Um avanço científico notável revelou a causa por trás da persistência de algumas feridas que não cicatrizam, mesmo sob tratamento com antibióticos. Uma equipe internacional de pesquisadores, liderada pela Nanyang Technological University (NTU Singapore) e em colaboração com a Universidade de Genebra, identificou que uma bactéria comum libera moléculas que ativamente impedem a reparação dos tecidos da pele. Esta descoberta oferece uma nova perspectiva para milhões de pacientes.
A pesquisa, detalhada em um estudo publicado na revista Science Advances em janeiro de 2026, aponta para um mecanismo biológico surpreendente, onde o problema vai além da resistência aos fármacos. Conforme noticiado pelo portal ScienceDaily, as feridas crônicas representam um desafio global de saúde. Estima-se que cerca de 18,6 milhões de pessoas em todo o mundo desenvolvam úlceras do pé diabético anualmente.
Essas úlceras são uma das principais causas de amputações de membros inferiores, e até um terço das pessoas com diabetes pode sofrer de uma úlcera no pé durante a vida. A gravidade é evidente em estatísticas como as de Singapura, onde mais de 16 mil novos casos de feridas crônicas, incluindo úlceras do pé diabético, são reportados anualmente. Compreender a fundo por que essas lesões persistem é crucial.
É essencial desenvolver abordagens terapêuticas mais eficazes, indo além dos tratamentos convencionais que muitas vezes falham na resolução do problema. A nova pesquisa da NTU Singapore lança luz sobre os mecanismos biológicos que impedem a cicatrização, abrindo portas para inovações no campo da medicina regenerativa.
A ação sorrateira da bactéria Enterococcus faecalis
A equipe de pesquisa, que incluiu o Dr. Aaron Tan, pesquisador da NTU, descobriu que a bactéria Enterococcus faecalis (E. faecalis), um patógeno oportunista comum em infecções crônicas, não só resiste a antibióticos, mas interfere ativamente na cicatrização. Essa bactéria utiliza um processo metabólico, o transporte de elétrons extracelulares (EET), para produzir peróxido de hidrogênio.
O peróxido de hidrogênio é uma espécie reativa de oxigênio (ROS) altamente prejudicial. Ele induz estresse oxidativo nas células da pele próximas, os queratinócitos. Em laboratório, observou-se que esse estresse ativa uma “resposta de proteína não dobrada”. Esta resposta, embora protetora em outras circunstâncias, paralisa as células no contexto da ferida.
As células ficam impedidas de migrar para a área danificada e selar o tecido, um passo essencial para a cicatrização.
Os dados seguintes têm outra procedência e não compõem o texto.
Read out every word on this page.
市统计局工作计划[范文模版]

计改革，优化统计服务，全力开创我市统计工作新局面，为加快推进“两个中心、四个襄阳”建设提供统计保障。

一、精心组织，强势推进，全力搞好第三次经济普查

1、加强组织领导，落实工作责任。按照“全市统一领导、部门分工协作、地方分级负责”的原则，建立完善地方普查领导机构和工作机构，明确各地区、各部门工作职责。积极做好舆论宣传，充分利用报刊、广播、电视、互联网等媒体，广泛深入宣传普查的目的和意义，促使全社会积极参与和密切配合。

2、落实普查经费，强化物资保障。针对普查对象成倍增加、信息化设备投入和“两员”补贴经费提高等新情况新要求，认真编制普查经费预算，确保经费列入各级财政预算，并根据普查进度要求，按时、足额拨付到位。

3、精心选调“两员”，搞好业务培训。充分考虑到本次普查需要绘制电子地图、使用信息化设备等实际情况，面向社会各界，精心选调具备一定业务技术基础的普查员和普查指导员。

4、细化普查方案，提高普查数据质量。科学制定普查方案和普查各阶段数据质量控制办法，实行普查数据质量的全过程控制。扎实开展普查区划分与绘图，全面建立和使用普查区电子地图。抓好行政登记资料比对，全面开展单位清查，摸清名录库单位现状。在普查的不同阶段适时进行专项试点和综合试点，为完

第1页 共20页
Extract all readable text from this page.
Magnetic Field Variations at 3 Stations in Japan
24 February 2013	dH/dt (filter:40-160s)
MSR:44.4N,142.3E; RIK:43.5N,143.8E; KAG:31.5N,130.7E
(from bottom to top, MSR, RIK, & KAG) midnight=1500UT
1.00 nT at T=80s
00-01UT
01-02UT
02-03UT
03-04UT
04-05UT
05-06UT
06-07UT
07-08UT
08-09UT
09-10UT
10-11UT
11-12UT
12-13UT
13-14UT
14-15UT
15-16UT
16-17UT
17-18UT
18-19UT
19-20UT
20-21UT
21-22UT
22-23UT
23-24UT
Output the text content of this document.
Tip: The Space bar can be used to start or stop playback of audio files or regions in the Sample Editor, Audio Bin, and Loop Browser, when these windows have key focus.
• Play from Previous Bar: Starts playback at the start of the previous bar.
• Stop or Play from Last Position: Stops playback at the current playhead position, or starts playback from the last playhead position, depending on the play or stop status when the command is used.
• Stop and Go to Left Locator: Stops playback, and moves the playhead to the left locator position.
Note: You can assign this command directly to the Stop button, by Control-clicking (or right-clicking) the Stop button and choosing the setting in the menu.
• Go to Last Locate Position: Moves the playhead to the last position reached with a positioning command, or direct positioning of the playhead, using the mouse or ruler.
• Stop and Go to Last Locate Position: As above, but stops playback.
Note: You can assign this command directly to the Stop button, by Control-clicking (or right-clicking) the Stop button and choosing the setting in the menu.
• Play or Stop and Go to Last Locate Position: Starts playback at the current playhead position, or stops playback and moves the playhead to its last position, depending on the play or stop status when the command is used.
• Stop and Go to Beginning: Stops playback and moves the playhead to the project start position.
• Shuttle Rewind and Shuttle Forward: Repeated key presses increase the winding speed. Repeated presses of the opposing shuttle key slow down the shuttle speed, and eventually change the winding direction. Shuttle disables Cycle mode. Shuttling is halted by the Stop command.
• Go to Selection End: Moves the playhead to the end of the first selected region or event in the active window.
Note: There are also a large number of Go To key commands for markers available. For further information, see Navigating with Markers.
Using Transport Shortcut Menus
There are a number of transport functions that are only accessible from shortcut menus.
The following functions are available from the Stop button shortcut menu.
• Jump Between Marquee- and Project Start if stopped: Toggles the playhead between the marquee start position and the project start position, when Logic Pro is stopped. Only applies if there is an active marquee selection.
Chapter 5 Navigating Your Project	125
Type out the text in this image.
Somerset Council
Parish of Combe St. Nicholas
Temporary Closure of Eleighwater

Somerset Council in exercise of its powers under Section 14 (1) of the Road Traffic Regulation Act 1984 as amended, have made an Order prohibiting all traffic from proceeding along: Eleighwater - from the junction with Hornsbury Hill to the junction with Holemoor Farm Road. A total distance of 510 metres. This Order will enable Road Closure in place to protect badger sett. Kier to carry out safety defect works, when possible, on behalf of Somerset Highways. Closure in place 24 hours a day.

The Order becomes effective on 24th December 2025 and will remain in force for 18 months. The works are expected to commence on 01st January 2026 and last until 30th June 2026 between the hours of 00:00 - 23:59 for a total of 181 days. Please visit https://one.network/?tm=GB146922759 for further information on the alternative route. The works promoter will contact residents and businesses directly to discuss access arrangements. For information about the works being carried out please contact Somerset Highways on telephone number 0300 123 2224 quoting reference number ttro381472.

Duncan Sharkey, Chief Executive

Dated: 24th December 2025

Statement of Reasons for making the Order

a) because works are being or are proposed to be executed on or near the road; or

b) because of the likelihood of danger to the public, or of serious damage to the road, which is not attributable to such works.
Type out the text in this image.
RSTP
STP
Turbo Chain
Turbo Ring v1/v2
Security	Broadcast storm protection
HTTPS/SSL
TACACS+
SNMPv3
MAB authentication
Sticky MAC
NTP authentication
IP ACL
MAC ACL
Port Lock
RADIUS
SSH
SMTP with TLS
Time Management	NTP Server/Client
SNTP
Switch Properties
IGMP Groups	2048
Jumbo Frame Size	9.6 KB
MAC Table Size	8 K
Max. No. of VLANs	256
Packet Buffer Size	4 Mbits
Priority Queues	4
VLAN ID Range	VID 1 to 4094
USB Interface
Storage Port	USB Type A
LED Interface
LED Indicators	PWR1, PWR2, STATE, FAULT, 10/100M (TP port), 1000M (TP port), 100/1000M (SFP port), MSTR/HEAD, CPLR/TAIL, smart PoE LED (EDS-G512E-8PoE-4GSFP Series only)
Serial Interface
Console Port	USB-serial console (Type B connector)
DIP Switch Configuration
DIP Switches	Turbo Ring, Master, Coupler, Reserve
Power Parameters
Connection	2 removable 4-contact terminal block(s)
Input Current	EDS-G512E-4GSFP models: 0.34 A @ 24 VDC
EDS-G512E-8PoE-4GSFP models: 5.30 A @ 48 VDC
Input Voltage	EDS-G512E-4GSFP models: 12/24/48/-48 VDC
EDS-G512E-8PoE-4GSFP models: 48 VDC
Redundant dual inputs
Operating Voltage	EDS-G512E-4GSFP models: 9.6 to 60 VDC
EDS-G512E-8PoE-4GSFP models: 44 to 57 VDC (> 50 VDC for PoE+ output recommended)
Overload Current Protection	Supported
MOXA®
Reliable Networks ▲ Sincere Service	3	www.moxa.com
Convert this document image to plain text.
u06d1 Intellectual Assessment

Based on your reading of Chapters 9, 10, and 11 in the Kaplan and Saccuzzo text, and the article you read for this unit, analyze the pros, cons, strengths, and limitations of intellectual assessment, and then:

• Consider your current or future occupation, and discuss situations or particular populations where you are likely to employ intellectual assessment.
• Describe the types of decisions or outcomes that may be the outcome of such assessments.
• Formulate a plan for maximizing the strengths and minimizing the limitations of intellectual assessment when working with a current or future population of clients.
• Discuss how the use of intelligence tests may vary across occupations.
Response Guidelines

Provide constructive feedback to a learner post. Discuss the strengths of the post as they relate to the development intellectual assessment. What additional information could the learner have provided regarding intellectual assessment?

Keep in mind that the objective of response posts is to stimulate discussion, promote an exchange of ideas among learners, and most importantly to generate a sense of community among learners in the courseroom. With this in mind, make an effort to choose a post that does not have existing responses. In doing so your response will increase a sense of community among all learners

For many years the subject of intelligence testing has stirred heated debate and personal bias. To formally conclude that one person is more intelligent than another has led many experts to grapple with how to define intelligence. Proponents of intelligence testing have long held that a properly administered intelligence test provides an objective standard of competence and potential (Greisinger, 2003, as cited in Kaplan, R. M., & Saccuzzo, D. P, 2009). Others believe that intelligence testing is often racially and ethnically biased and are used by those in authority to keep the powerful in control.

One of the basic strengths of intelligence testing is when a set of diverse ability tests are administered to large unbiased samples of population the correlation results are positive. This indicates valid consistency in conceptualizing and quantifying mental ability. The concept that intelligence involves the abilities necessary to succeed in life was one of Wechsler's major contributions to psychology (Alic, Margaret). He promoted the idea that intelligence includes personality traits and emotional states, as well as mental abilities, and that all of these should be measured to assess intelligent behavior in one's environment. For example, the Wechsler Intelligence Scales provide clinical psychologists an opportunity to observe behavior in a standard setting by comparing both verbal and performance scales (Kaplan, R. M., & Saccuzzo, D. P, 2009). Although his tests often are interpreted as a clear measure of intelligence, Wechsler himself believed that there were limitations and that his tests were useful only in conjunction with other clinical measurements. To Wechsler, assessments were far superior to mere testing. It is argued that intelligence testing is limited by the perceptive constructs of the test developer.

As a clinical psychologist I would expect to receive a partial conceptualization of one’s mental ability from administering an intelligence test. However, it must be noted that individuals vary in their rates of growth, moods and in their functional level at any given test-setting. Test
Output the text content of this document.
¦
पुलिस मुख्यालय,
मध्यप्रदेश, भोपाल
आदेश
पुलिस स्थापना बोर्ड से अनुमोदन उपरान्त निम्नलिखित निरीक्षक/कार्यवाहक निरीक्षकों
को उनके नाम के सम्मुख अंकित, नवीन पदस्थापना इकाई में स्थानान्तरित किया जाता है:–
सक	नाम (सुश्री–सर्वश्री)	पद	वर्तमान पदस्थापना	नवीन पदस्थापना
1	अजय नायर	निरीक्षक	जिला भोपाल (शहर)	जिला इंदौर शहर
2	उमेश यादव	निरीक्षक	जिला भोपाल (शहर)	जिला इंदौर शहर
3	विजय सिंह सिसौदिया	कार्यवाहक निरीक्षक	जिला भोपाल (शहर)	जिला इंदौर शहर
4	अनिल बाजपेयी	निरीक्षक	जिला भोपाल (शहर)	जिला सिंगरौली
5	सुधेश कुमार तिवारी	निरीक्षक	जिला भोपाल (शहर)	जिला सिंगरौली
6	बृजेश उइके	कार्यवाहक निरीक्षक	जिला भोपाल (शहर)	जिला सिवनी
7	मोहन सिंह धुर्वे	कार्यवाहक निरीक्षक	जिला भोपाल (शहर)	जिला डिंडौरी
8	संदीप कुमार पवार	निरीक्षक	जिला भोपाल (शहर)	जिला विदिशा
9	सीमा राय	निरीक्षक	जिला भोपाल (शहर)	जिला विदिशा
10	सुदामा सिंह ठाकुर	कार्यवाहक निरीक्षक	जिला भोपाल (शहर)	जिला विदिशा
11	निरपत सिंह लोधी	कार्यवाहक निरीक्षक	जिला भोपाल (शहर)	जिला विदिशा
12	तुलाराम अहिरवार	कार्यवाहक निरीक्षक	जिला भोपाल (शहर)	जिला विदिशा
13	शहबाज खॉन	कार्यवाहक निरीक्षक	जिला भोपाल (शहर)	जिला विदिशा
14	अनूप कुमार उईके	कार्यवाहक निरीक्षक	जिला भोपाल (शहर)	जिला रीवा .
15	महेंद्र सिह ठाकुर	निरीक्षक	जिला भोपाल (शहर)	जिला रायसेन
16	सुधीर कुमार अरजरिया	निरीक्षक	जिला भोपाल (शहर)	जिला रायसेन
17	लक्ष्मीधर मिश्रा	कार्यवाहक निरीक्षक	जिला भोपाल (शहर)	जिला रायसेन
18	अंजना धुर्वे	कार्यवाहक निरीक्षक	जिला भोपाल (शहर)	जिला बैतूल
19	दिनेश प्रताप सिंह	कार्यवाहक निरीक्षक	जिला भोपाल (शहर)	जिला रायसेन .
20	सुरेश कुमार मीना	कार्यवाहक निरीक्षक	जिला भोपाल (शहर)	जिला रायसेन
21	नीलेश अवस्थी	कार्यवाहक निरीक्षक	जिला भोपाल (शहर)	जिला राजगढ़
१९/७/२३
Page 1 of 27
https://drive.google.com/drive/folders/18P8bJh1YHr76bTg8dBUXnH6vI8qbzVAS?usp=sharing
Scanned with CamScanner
Essa descoberta demonstra um mecanismo direto de como a E. faecalis sabota o processo de reparo tecidual, um achado que surpreendeu os cientistas, pois o metabolismo bacteriano em si age como arma.
Um novo caminho para a recuperação de feridas
A chave para reverter esse processo foi encontrada na neutralização do peróxido de hidrogênio. Os pesquisadores demonstraram que, ao tratar as células da pele estressadas com catalase, uma enzima antioxidante natural que decompõe o peróxido de hidrogênio, os níveis de estresse celular diminuíram. Consequentemente, as células recuperaram sua capacidade de migrar e iniciar a cicatrização.
Essa abordagem oferece uma alternativa promissora que vai além do uso exclusivo de antibióticos, especialmente em casos de resistência. O professor associado Guillaume Thibault, da NTU, destaca a importância de neutralizar os produtos nocivos gerados pela bactéria, em vez de apenas tentar eliminá-la. Isso pode restaurar a cicatrização e combater a resistência aos antibióticos.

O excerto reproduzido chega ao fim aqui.